WASHINGTON – A study published Sept. 6 in Frontiers of Nutrition found removing foods containing enriched refined grains led to an increased percentage of Americans not meeting recommendations for several shortfall nutrients, including fiber, folate, iron and magnesium.

“Whenever you remove entire food groups or a majority of foods from select food groups, you will have nutrient shortfalls and likely will not have the kind of energy needed to sustain your daily activities, and grains are no exception,” said Stacey Krawczyk, principal consulting registered dietitian for the Grain Foods Foundation and president of FoodWell Strategies. “There are not many peer-reviewed studies out there that examine the nutrient contributions of staple refined, enriched and fortified grains in the American diet, so the hope is that this data will provide people with the understanding they need to help recover potential nutrient shortfalls in their diet.”

Yanni Papanikolaou, vice president of Nutritional Strategies, Paris, Ont., and Victor L. Fulgoni III of Nutrition Impact, Battle Creek, Mich., conducted the study. The Washington-based Grain Foods Foundation granted an honorarium to help support and fund the research but was not involved in the study design, collection analysis, interpretation of data, the writing of the article or the decision to submit it for publication.

The researchers used data from the National Health and Nutrition Examination Survey (NHANES) 2009-2016 to estimate usual daily intake of shortfall nutrients as defined in the Dietary Guidelines for Americans. The NHANES sample included 11,169 US adults of the ages 19 to 50 and 9,641 US adults of the ages 51 to 99. Two days of 24-hour dietary recalls determined usual intakes by using the methodology of the National Cancer Institute.

Based on NHANES data, the percentage of adults above the adequate intake (AI) level for fiber was 3.8% for the younger age group. Removing 25% of grains from the diet lowered the percentage to 2.6%. Removing 50% of the grains lowered it to 1.8%, and removing 100% of the grains lowered it to 0.7%. In the older age group, 14.1% met the AI level for fiber, but removing 100% of the grains from the diet lowered the percentage to 3.6%.

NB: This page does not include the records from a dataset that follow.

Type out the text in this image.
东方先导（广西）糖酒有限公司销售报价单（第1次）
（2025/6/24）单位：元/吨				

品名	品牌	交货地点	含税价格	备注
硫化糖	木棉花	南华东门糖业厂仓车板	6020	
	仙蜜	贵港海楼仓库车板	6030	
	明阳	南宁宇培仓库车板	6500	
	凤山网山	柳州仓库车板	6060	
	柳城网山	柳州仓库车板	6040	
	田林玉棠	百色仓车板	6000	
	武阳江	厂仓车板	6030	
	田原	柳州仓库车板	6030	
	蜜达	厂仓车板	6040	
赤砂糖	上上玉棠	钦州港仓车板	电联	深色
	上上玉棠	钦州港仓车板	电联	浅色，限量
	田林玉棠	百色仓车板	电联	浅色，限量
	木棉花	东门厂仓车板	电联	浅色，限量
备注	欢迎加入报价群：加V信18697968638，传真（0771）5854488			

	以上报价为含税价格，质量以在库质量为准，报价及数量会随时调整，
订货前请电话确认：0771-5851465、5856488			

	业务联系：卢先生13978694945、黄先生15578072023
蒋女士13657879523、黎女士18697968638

Among the younger adult group, 11% fell short of the AI level for folate. Removing 100% of the grains from the diet increased the percentage to 43.4%. In the older adult group, 13.8% fell short of folate intake, and removing 100% of the grains increased the percentage to 56.2%.

The percentages for not meeting the estimated average requirement (EAR) for iron were 8.4% of younger adults and 0.8% of older adults. Removing 100% of the grains from the diet increased the percentages to 10% for younger adults and 22% for older adults. About 51% of younger adults and 54% of older adults were below the EAR for magnesium. Removing 100% of the grains from the diet increased the percentages to 68% and 73%, respectively.

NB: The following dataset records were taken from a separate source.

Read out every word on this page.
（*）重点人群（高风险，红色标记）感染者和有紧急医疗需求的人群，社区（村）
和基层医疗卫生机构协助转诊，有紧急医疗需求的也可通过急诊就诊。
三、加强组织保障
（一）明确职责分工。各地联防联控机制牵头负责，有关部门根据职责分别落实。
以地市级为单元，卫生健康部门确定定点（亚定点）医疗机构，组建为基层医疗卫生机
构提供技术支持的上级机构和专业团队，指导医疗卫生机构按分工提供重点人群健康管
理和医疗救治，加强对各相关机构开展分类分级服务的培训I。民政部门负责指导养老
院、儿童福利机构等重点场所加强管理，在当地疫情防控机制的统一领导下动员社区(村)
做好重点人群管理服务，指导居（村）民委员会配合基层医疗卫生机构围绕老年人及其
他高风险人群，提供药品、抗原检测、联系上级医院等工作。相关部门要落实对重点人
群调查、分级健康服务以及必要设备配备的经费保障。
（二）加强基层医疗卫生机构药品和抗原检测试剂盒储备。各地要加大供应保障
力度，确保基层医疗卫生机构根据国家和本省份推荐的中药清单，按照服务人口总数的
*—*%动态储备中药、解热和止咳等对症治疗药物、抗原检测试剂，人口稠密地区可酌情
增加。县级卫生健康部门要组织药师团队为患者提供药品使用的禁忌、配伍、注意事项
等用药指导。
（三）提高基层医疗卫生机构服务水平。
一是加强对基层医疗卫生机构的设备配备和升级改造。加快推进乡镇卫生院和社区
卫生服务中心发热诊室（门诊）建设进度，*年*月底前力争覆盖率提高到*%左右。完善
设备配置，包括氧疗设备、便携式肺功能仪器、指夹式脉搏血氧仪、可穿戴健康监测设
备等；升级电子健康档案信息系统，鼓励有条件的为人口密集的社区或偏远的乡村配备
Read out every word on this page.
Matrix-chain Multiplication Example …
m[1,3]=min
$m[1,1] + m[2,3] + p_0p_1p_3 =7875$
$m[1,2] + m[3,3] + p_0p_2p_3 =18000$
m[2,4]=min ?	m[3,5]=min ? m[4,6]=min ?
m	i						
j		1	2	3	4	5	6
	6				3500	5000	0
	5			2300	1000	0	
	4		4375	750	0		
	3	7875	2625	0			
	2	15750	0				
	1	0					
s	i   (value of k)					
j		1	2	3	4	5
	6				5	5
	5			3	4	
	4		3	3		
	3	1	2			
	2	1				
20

“Since whole grains are typically not included in government-mandated fortification and enrichment practices in the US, there may be a misconception that refined and/or enriched grains are not required in the American diet,” the researchers said. “Indeed, while the 2015 DGAC (Dietary Guidelines Advisory Committee) recommended making half of total grain intake as whole grain, the inclusion of refined grains in the diet was supported by modeling studies that demonstrated the nutrient contribution of fortified and enriched grains.

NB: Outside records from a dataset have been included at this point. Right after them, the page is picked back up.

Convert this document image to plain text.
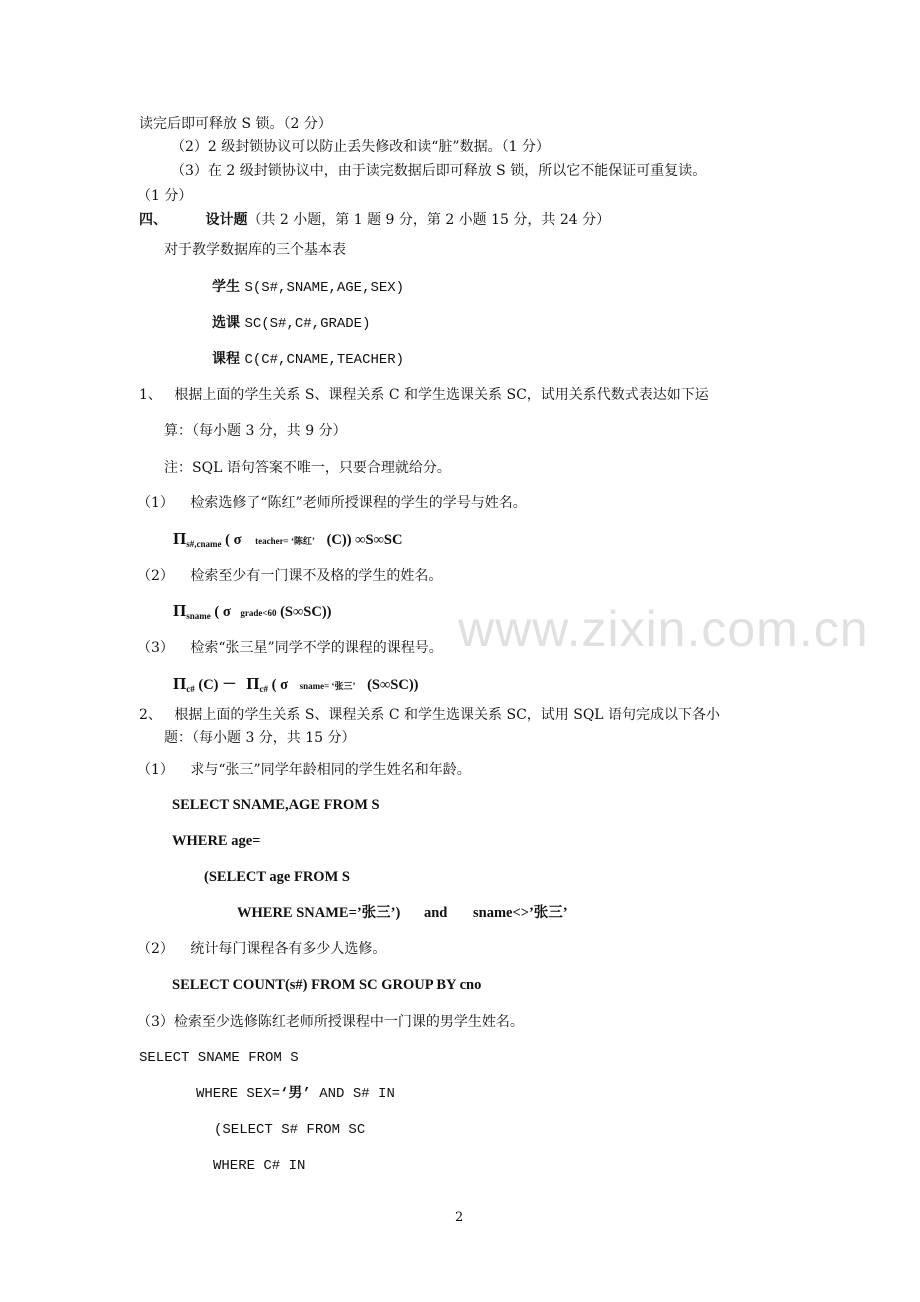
www.zixin.com.cn
读完后即可释放 S 锁。（2 分）
（2）2 级封锁协议可以防止丢失修改和读“脏”数据。（1 分）
（3）在 2 级封锁协议中，由于读完数据后即可释放 S 锁，所以它不能保证可重复读。
（1 分）
四、	设计题（共 2 小题，第 1 题 9 分，第 2 小题 15 分，共 24 分）
对于教学数据库的三个基本表
学生 S(S#,SNAME,AGE,SEX)
选课 SC(S#,C#,GRADE)
课程 C(C#,CNAME,TEACHER)
1、 根据上面的学生关系 S、课程关系 C 和学生选课关系 SC，试用关系代数式表达如下运
算：（每小题 3 分，共 9 分）
注：SQL 语句答案不唯一，只要合理就给分。
（1） 检索选修了“陈红”老师所授课程的学生的学号与姓名。
$\Pi_{s\#,cname}$ ( σ teacher= ‘陈红’ (C)) ∞S∞SC
（2） 检索至少有一门课不及格的学生的姓名。
$\Pi_{sname}$ ( σ grade<60 (S∞SC))
（3） 检索“张三星”同学不学的课程的课程号。
$\Pi_{c\#}$ $(C) - \Pi_{c\#}$ ( σ sname= ‘张三’ (S∞SC))
2、 根据上面的学生关系 S、课程关系 C 和学生选课关系 SC，试用 SQL 语句完成以下各小
题：（每小题 3 分，共 15 分）
（1） 求与“张三”同学年龄相同的学生姓名和年龄。
SELECT SNAME,AGE FROM S
WHERE age=
(SELECT age FROM S
WHERE SNAME=’张三’) and sname<>’张三’
（2） 统计每门课程各有多少人选修。
SELECT COUNT(s#) FROM SC GROUP BY cno
（3）检索至少选修陈红老师所授课程中一门课的男学生姓名。
SELECT SNAME FROM S
WHERE SEX=‘男’ AND S# IN
(SELECT S# FROM SC
WHERE C# IN
2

“Furthermore, the perception that all refined grains are negative dietary components may lead to unintended nutrient intake and public health consequences. Indeed, the classification of all grains into the classification of refined grains when criteria for whole grain are not satisfied may be nutritionally flawed since many enriched grains (i.e., breakfast cereals, bread, cooked cereals, etc.) are nutrient-dense.”